The text of an international agreement setting up this new body, now known as the Independent Monitoring Commission, was published in September, and signed in Leinster House on behalf of the two countries by myself and the British ambassador on 25 November last. Members of the commission had been appointed earlier and they have been doing some preliminary work in what I might call "shadow" format.
Membership is broadly based. It comprises Lord Alderdice, the former speaker of the Assembly and leader of the Alliance Party, Mr. Joe Brosnan, former Secretary of the Department of Justice, Mr. John Grieve, a former senior officer with the London Metropolitan Police, and Mr. Richard Kerr, a former deputy director of the Central Intelligence Agency of the United States of America.
The commission, whose members are all individuals of the utmost integrity and standing, visited Dublin recently and discussed the broad political situation with the Government and its Ministers, including myself. We shared with them our view that the commission can act as a confidence-building mechanism on a wide range of issues, particularly by offering reassurance that the activities which destabilised the institutions in the past will not be allowed to recur.
While it did not prove possible to reach the agreement that we had hoped for in advance of the elections to the Assembly last month, and while that election has created a number of new imponderables, we must set our minds to managing our way through them.
I cannot tell the House exactly how the political situation we face in light of the Assembly elections will evolve in the coming weeks and months. Deputies will be aware that a series of discussions has taken place, including discussions at Downing Street yesterday between the Taoiseach, the British Prime Minister, Ministers including myself and the Minister for Foreign Affairs, Deputy Cowen, and members of the pro-Agreement parties. We now face into an early review of the operation of the Agreement. For its part, the Irish Government will do all it can to help agreement to be achieved among the parties, but this must be in the context of the Good Friday Agreement. It is a fair assessment at this stage that the Independent Monitoring Commission will play a key role in future developments.

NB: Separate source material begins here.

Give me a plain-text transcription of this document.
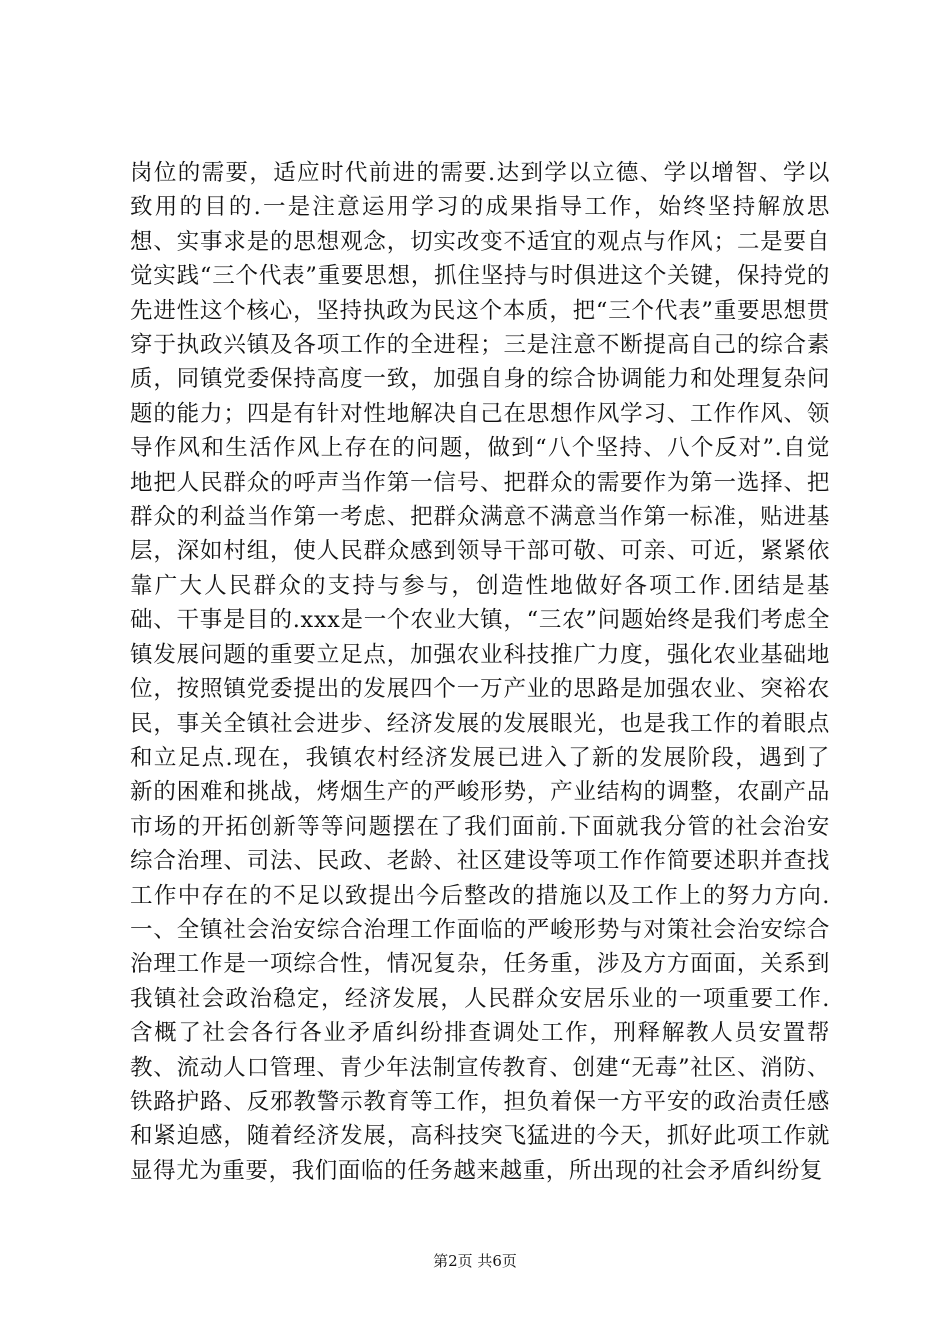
岗位的需要，适应时代前进的需要.达到学以立德、学以增智、学以致用的目的.一是注意运用学习的成果指导工作，始终坚持解放思想、实事求是的思想观念，切实改变不适宜的观点与作风；二是要自觉实践“三个代表”重要思想，抓住坚持与时俱进这个关键，保持党的先进性这个核心，坚持执政为民这个本质，把“三个代表”重要思想贯穿于执政兴镇及各项工作的全进程；三是注意不断提高自己的综合素质，同镇党委保持高度一致，加强自身的综合协调能力和处理复杂问题的能力；四是有针对性地解决自己在思想作风学习、工作作风、领导作风和生活作风上存在的问题，做到“八个坚持、八个反对”.自觉地把人民群众的呼声当作第一信号、把群众的需要作为第一选择、把群众的利益当作第一考虑、把群众满意不满意当作第一标准，贴进基层，深如村组，使人民群众感到领导干部可敬、可亲、可近，紧紧依靠广大人民群众的支持与参与，创造性地做好各项工作.团结是基础、干事是目的.xxx是一个农业大镇，“三农”问题始终是我们考虑全镇发展问题的重要立足点，加强农业科技推广力度，强化农业基础地位，按照镇党委提出的发展四个一万产业的思路是加强农业、突裕农民，事关全镇社会进步、经济发展的发展眼光，也是我工作的着眼点和立足点.现在，我镇农村经济发展已进入了新的发展阶段，遇到了新的困难和挑战，烤烟生产的严峻形势，产业结构的调整，农副产品市场的开拓创新等等问题摆在了我们面前.下面就我分管的社会治安综合治理、司法、民政、老龄、社区建设等项工作作简要述职并查找工作中存在的不足以致提出今后整改的措施以及工作上的努力方向.一、全镇社会治安综合治理工作面临的严峻形势与对策社会治安综合治理工作是一项综合性，情况复杂，任务重，涉及方方面面，关系到我镇社会政治稳定，经济发展，人民群众安居乐业的一项重要工作.含概了社会各行各业矛盾纠纷排查调处工作，刑释解教人员安置帮教、流动人口管理、青少年法制宣传教育、创建“无毒”社区、消防、铁路护路、反邪教警示教育等工作，担负着保一方平安的政治责任感和紧迫感，随着经济发展，高科技突飞猛进的今天，抓好此项工作就显得尤为重要，我们面临的任务越来越重，所出现的社会矛盾纠纷复

第2页 共6页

I will now deal in some detail with the main provisions of the Bill. Section 1 defines certain terms used in the Bill. Section 2 provides that the commission will be independent in the performance of its functions and will have the legal capacity of a body corporate. Section 3 deals with the objective, functions and membership of the commission, as well as the appointment of its staff and the proper keeping of accounts by the commission. Section 3(1) provides that the objective and functions of the commission are those set out in Articles 3 to 7 of the agreement.
The objective of the commission is to carry out certain functions with a view to promoting the transition to a peaceful society and stable and inclusive devolved Government in Northern Ireland. The functions of the commission as set out in Articles 4 to 7 of the agreement are to monitor any continuing activity by paramilitary groups, assess whether the leaderships of these organisations are directing or seeking to prevent this activity, and report to the two Governments on its findings. All that is provided for in Article 4. The second function, provided for in Article 5, is to monitor the British Government's adherence to its agreed programme of security normalisation in Northern Ireland and report its findings to the two Governments. There is also a mechanism for the commission to examine normalisation in the absence of an agreed programme.
The third function, as provided for in Article 6, is to consider a claim by any party in the Northern Ireland Assembly that a Minister or Assembly party is not committed to exclusively peaceful and democratic means, or that a Minister or party is failing to observe any other terms of the pledge of office. In so far as a claim relates to the operation of the institutional arrangements under strand one of the multiparty Agreement, it shall be considered by those commissioners solely appointed by the British Government and any findings reported to the British Government only. As provided for in Article 7, the fourth function is to recommend any remedial measures considered necessary,
Section 3(2) deals with the membership of the commission, as well as with the appointment of its staff and the proper keeping of its accounts and privileges, immunities and inviolabilities as set out in Articles 10 to 14 of the agreement.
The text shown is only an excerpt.